L' application de la méthode transaction par transaction, particulièrement justifiée lorsque l' exportateur s' est rendu coupable de manoeuvres visant à dissimuler le dumping, ne saurait être limitée aux seuls cas où de tels comportements ont été constatés par les institutions.

Parties

Dans l' affaire C-178/87,

Minolta Camera Co. Ltd Osaka, Japon, représentée par MM. Christopher McGonigal et Simon Holmes, solicitors de l' étude Clifford Chance, Londres, ayant élu domicile à Luxembourg en l' étude de Me Jean-Claude Wolter, 8, rue Zithe,

partie requérante,

contre

Conseil des Communautés européennes, représenté par MM. Hans-Juergen Lambers, directeur au service juridique, et Erik Stein, conseiller juridique, en qualité d' agents, assistés de Mes Hans-Juergen Rabe et Michael Schuette, avocats respectivement au barreau de Hambourg et à celui de Bruxelles, ayant élu domicile à Luxembourg auprès de M. Joerg Kaeser, directeur de la direction des affaires juridiques de la Banque européenne d' investissement, 100, boulevard Konrad Adenauer, Kirchberg,

partie défenderesse,

soutenu par

Commission des Communautés européennes, représentée par MM. John Temple Lang, conseiller juridique, et Eric White, membre du service juridique, en qualité d' agents, ayant élu domicile à Luxembourg auprès de M. Roberto Hayder, représentant du service juridique, Centre Wagner, Kirchberg,

partie intervenante,

et par

Committee of European Copier Manufacturers (CECOM), Cologne, représenté par Mes Dietrich Ehle et Volker Schiller, avocats au barreau de Cologne, ayant élu domicile à Luxembourg en l' étude de Mes Arendt et Harles, 4, avenue Marie-Thérèse,

partie intervenante,

ayant pour objet l' annulation du règlement (CEE) n 535/87 du Conseil, du 23 février 1987, instituant un droit antidumping définitif sur les importations de photocopieurs à papier ordinaire originaires du Japon (JO L 54, p. 12), dans la mesure où il s' applique à la requérante,

LA COUR (cinquième chambre),

composée de M. R. Joliet, président de chambre, Sir Gordon Slynn, MM. F. Grévisse, J. C. Moitinho de Almeida et M. Zuleeg, juges,

avocat général: M. J. Mischo

greffier: Mme D. Louterman-Hubeau, administrateur principal

vu le rapport d' audience,

ayant entendu les parties en leur plaidoirie à l' audience du 3 octobre 1990,

ayant entendu l' avocat général en ses conclusions à l' audience du 13 décembre 1990,

rend le présent

Arrêt

Motifs de l'arrêt

1 Par requête déposée au greffe de la Cour le 9 juin 1987, la société Minolta Camera Co. Ltd (ci-après "Minolta"), ayant son siège à Osaka, a, en vertu de l' article 173, deuxième alinéa, du traité CEE, demandé l' annulation du règlement (CEE) n 535/87 du Conseil, du 23 février 1987, instituant un droit antidumping définitif sur les importations de photocopieurs à papier ordinaire originaires du Japon (JO L 54, p. 12, ci-après "règlement attaqué"), dans la mesure où il s' applique à la requérante.

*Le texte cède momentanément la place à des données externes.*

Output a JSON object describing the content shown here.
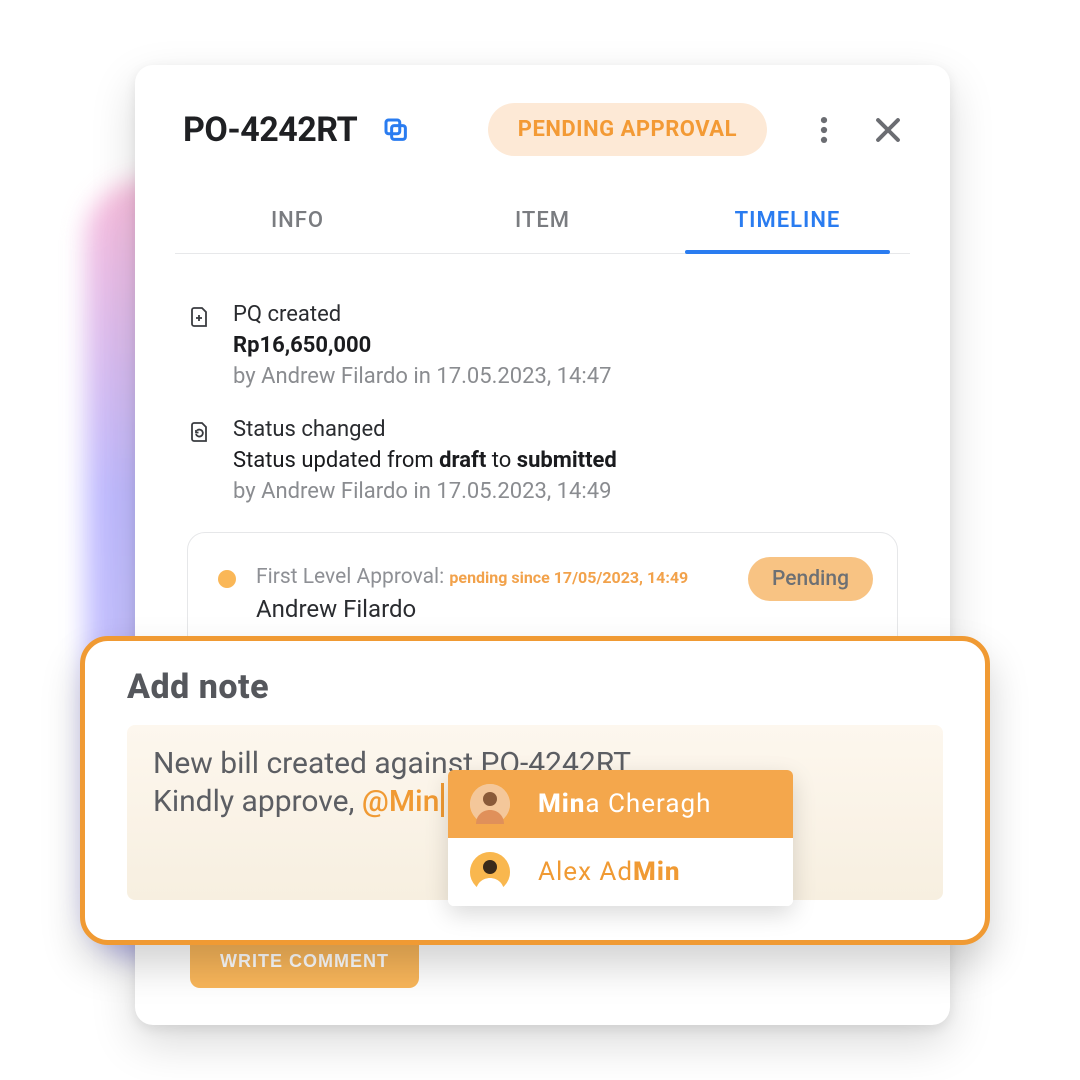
{
  "header": {
    "title": "PO-4242RT",
    "status": "PENDING APPROVAL"
  },
  "tabs": {
    "info": "INFO",
    "item": "ITEM",
    "timeline": "TIMELINE"
  },
  "timeline": {
    "created": {
      "title": "PQ created",
      "amount": "Rp16,650,000",
      "by": "by Andrew Filardo in 17.05.2023, 14:47"
    },
    "status": {
      "title": "Status changed",
      "line_pre": "Status updated from ",
      "from": "draft",
      "line_mid": " to ",
      "to": "submitted",
      "by": "by Andrew Filardo in 17.05.2023, 14:49"
    }
  },
  "approval": {
    "label": "First Level Approval: ",
    "since": "pending since 17/05/2023, 14:49",
    "name": "Andrew Filardo",
    "pill": "Pending"
  },
  "comment_btn": "WRITE COMMENT",
  "note": {
    "title": "Add note",
    "l1": "New bill created against PO-4242RT.",
    "l2a": "Kindly approve, ",
    "l2m": "@Min"
  },
  "suggest": {
    "s1a": "Min",
    "s1b": "a Cheragh",
    "s2a": "Alex Ad",
    "s2b": "Min"
  }
}
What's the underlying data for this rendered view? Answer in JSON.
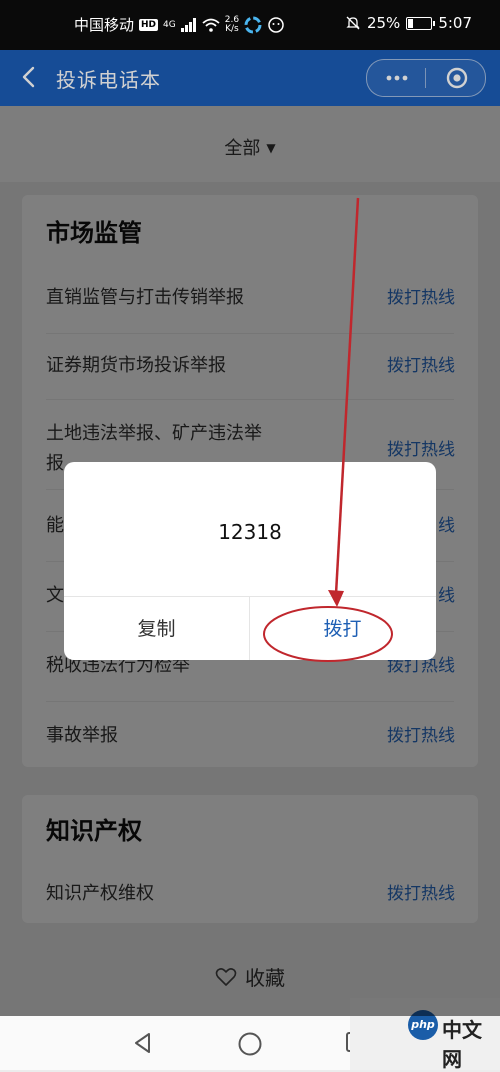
{
  "status_bar": {
    "carrier": "中国移动",
    "hd": "HD",
    "network": "4G",
    "speed_value": "2.6",
    "speed_unit": "K/s",
    "battery": "25%",
    "battery_level": 0.25,
    "time": "5:07"
  },
  "title_bar": {
    "title": "投诉电话本"
  },
  "filter": {
    "label": "全部"
  },
  "sections": [
    {
      "title": "市场监管",
      "items": [
        {
          "label": "直销监管与打击传销举报",
          "action": "拨打热线"
        },
        {
          "label": "证券期货市场投诉举报",
          "action": "拨打热线"
        },
        {
          "label_line1": "土地违法举报、矿产违法举",
          "label_line2": "报",
          "action": "拨打热线"
        },
        {
          "label": "能",
          "action": "线"
        },
        {
          "label": "文",
          "action": "线"
        },
        {
          "label": "税收违法行为检举",
          "action": "拨打热线"
        },
        {
          "label": "事故举报",
          "action": "拨打热线"
        }
      ]
    },
    {
      "title": "知识产权",
      "items": [
        {
          "label": "知识产权维权",
          "action": "拨打热线"
        }
      ]
    }
  ],
  "favorite": {
    "label": "收藏"
  },
  "dialog": {
    "number": "12318",
    "copy_label": "复制",
    "dial_label": "拨打"
  },
  "watermark": {
    "logo": "php",
    "text": "中文网"
  },
  "colors": {
    "title_bar": "#1b5db8",
    "link": "#2a6ec8",
    "annotation": "#c0272d"
  }
}
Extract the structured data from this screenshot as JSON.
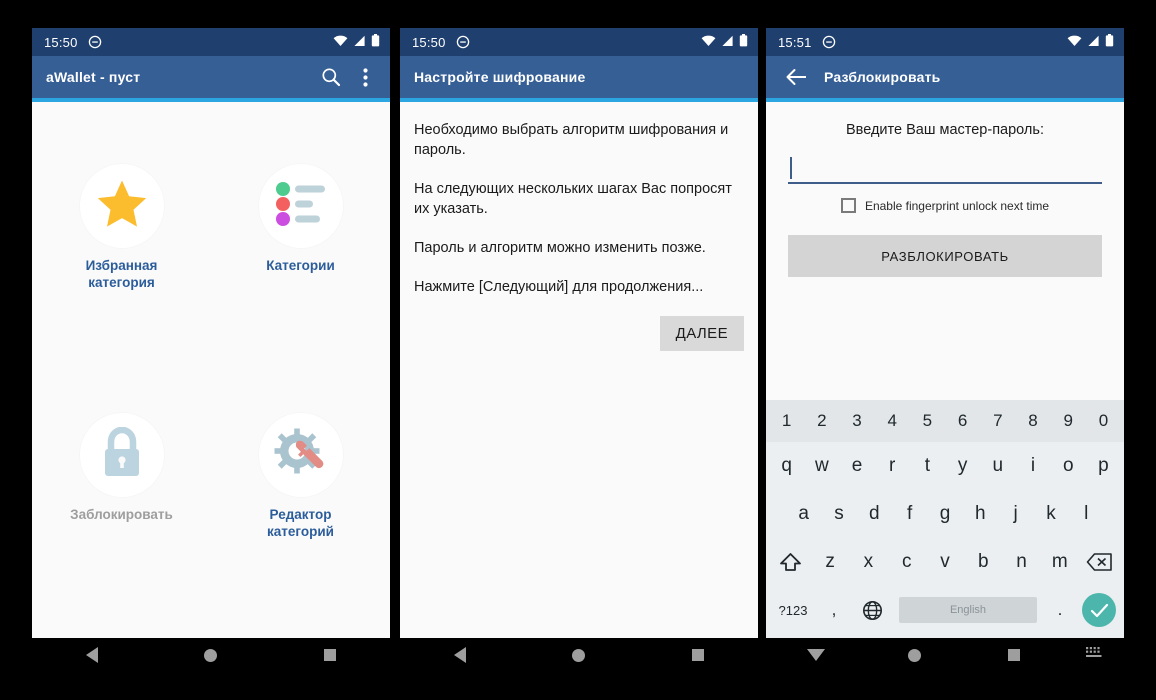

2 Minolta est une société qui fabrique des photocopieurs à papier ordinaire (ci-après "PPC"). Dans la Communauté, elle vend ses PPC exclusivement à Minolta Camera Handelsgesellschaft mbH (ci-après "Minolta Allemagne"), son distributeur en Allemagne, qui vend à la fois à des clients indépendants et aux distributeurs exclusifs dans les autres États membres. Au Japon, Minolta vend ses PPC par l' intermédiaire de sa filiale, Minolta Business Equipment Trading Co. Ltd (ci-après "MJS"), qui a différentes
succursales au Japon et vend à des concessionnaires et à des utilisateurs finals.

3 En juillet 1985, Minolta a fait l' objet, avec d' autres producteurs japonais, d' une plainte déposée auprès de la Commission par le comité des fabricants européens d' appareils de copie, qui l' accusait de vendre ses produits dans la Communauté à des prix de dumping.

4 La procédure antidumping engagée par la Commission sur la base du règlement (CEE) n 2176/84 du Conseil, du 23 juillet 1984, relatif à la défense contre les importations qui font l' objet d' un dumping ou de subventions de la part de pays non membres de la Communauté économique européenne (JO L 201, p. 1), a conduit à l' adoption du règlement (CEE) n 2640/86 de la Commission, du 21 août 1986, instituant un droit antidumping provisoire sur les importations de photocopieurs à papier ordinaire
originaires du Japon (JO L 239, p. 5). Le taux du droit antidumping provisoire a été fixé à 15,8 % du prix net franco frontière de la Communauté sur les importations de PPC fabriqués et exportés par Minolta. Par le règlement attaqué, pris sur proposition de la Commission, le Conseil a ensuite fixé le droit antidumping définitif à 20 %.

5 Pour un plus ample exposé des faits du litige, du déroulement de la procédure ainsi que des moyens et arguments des parties, il est renvoyé au rapport d' audience. Ces éléments du dossier ne sont repris ci-après que dans la mesure nécessaire au raisonnement de la Cour.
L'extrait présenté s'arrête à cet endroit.